I can remember how bummed out I was after retiring in 1998 and buying a nice complete medium format film system. Not long after that (a year or two?) I was introduced to digital photography with a little Olympus "something or other model" that had 4 megapixel "small" sensor. I bought one for kicks, and took a class in Photoshop at the local art institute. I bought an Epson 1280 dye-ink printer and made some 8x10 prints from the little Olympus digital point and shoot. DANG... the digital prints were sharper and more detailed than the lab prints I was getting from 645 film. I kept my mouth shut because it seemed ridiculous to say something like this.
Later on, Michael Reichmann on the Luminous-Landscape published an article declaring one of the early Canon Dxx cameras ( I don't precisely remember which one, but one of the early ones ) "better than 35 mm film." I remember feeling a little "justified" in my own conclusions. I sold all my film gear. Since then things have improved markedly. In 2009 or thereabouts, I remember reading and article with sample photos Illustrating how the Sony a900 FF DSLR was superior to 6x9 film. It wasn't marginally superior, it was stunningly superior.

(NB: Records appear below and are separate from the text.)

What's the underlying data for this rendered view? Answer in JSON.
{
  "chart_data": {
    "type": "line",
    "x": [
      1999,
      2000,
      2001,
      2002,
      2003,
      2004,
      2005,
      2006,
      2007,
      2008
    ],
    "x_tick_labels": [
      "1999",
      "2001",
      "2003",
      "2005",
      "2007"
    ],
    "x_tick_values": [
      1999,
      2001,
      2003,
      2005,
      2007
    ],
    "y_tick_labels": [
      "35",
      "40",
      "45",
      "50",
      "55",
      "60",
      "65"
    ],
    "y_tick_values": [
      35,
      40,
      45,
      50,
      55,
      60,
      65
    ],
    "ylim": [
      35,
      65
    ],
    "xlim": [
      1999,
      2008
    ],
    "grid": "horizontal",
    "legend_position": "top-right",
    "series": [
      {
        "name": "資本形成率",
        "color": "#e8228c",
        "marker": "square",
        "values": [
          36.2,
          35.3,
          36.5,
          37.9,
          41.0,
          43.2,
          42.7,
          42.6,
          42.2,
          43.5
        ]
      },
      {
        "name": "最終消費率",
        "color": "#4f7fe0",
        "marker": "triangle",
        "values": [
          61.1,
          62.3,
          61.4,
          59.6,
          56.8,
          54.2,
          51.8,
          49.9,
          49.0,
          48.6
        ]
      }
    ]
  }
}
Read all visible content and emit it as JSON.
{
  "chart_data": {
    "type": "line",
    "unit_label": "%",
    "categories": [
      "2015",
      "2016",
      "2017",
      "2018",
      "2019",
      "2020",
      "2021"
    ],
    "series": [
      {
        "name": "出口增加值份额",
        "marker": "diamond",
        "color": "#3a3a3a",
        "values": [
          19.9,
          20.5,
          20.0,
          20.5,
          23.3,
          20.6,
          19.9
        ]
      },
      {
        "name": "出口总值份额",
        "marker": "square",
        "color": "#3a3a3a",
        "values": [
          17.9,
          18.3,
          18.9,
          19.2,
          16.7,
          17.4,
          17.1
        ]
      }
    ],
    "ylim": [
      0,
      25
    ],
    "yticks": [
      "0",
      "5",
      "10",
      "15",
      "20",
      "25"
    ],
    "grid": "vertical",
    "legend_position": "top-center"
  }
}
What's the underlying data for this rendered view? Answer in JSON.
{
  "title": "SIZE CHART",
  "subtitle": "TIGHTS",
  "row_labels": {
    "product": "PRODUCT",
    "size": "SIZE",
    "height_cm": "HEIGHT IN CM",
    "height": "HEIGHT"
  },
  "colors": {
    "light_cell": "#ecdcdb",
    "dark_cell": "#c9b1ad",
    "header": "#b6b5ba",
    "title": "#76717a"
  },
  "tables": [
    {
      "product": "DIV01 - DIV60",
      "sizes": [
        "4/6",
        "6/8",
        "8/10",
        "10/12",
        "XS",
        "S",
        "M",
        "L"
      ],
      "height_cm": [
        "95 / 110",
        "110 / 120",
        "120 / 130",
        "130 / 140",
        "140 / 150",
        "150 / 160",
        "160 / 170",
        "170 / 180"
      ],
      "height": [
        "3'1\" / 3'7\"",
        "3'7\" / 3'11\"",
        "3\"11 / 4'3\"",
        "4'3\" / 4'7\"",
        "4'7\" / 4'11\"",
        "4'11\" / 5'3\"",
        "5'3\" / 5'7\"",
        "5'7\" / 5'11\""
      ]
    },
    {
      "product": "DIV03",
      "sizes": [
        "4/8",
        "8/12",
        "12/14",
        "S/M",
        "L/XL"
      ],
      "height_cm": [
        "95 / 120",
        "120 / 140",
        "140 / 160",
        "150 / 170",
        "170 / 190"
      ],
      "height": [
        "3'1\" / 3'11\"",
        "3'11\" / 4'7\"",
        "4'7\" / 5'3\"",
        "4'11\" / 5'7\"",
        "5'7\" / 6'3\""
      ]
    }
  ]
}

With the advent of really high quality pigment ink printers, excellent post processing software like Lightroom and Capture One, and the ongoing increase in both resolution and dynamic range of digital sensors, it really isn't worth discussing anymore. Film is fun, the process of shooting it and developing it, and printing in a wet darkroom is satisfying. I'd done that since the 50's and remember it fondly. Watching an image appear on paper in the developing tray was truly a magical experience, and the physical / visceral process of manipulating physical chemistry and paper and film was something special that not everyone could do well. But that aside, digital is superior in every measure of image quality. Discussions of "film like"-ness are fine and things like Fuji's Classic Chrome are expressions of that.
Even though I'm hugely nostalgic about my old Leica M4 and my Olympus OM-3Ti, and my Leitz and Bessler enlargers, etc., I don't kid myself into thinking they were somehow better than what I have in my hands today with my Fuji X-Pro2 and X-T2 cameras and lenses and my Epson SC P800 printer.